Two months after the tweaks that pushed GTX 460, powered by GF104, to tramp AMD’s Radeon HD 5830 in the market, takes a dive into the mainstream with the GF106-powered . Smaller, cheaper, easier to manufacture–what does this little engine actually deliver?

Quietly entering the mobile market, the GF106 has been presumed to happen after seeing the GF104. The latter was theoretically prepared for a cut-down with its 384 CUDA cores overlaying 2 GPCs and a four-set ROPs as well as memory controllers. But the GF106 is more than what we expected: it is more than just a half of its larger predecessor.

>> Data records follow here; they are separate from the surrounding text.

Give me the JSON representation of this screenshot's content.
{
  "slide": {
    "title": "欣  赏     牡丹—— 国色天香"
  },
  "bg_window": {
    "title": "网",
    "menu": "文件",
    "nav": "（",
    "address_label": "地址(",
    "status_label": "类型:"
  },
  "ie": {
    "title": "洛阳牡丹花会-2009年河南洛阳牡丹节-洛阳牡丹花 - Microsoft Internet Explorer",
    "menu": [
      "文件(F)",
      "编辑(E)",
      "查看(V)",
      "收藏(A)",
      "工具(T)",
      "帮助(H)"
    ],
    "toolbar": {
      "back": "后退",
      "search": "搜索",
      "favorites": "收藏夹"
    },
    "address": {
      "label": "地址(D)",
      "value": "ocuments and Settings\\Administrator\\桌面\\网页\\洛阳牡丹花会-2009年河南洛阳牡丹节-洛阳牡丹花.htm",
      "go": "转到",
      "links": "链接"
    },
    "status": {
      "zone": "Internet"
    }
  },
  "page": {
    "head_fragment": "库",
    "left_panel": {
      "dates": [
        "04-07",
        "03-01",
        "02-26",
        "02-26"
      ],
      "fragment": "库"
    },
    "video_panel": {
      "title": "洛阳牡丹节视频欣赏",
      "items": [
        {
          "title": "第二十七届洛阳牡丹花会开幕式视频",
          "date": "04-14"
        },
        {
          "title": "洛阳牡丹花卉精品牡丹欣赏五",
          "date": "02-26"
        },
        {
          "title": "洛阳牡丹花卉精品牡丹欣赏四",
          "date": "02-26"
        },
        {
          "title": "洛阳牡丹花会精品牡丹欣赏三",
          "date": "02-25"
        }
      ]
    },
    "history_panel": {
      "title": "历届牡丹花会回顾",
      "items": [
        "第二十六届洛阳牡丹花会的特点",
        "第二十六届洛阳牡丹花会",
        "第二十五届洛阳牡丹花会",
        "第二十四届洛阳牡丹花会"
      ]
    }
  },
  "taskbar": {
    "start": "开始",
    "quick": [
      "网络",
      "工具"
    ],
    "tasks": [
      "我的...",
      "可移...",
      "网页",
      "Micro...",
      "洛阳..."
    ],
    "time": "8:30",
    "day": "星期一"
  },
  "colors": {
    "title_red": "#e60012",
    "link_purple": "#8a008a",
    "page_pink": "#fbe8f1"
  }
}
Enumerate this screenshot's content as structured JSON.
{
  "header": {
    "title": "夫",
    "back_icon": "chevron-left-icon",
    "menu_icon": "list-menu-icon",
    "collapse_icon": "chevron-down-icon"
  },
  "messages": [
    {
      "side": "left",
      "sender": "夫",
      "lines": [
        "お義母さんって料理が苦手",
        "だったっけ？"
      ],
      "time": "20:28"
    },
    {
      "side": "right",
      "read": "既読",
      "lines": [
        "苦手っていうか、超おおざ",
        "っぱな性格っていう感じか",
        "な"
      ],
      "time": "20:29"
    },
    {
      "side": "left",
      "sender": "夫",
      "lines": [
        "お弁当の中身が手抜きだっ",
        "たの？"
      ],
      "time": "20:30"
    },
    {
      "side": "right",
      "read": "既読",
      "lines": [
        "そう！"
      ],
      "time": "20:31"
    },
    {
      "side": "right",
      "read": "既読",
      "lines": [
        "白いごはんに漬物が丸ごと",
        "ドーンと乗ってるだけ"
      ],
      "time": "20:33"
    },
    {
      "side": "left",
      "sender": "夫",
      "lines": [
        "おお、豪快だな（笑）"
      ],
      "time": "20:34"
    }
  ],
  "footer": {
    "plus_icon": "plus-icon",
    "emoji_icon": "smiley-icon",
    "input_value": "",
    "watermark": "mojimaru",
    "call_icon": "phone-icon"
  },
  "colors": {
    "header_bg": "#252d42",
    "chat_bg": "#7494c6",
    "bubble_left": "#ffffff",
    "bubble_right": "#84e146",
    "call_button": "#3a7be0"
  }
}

Not disregarding GF104 as its pioneer, GF 106 still resulted to a better-than-halved condition–with 192 CUDA cores, a three-set ROPs and memory controllers, for a total of 1 192-bit memory bus, 384KB of L2 cache, and 24 ROPs. It has one Raster Engine and four Polymorph engines, and arranged with one GPC and four SMs.

But let us not be distracted from the star of the family, the newest GeForce down the gaming landscape–GTS 450 is created for gaming at resolutions around 1680×1050. Clocked at 783MHz for the core, 1566MHz for the shaders, and 902MHz (3.6GHz effective) for its GDDR5 RAM, it is for the meantime being offered only in a 1 GB configuration. A more budget-friendly 512 MB is not impossible to come.

The whole 400 series lineup is undergoing price changes at the dawning of GTS 450, which is launching at $130. This looks like a counter-attack to AMD’s cheapest prices (for 5770). The GTS 460, which is relatively faster than the 5770, is also causing pricing-markdown pressure to rival AMD.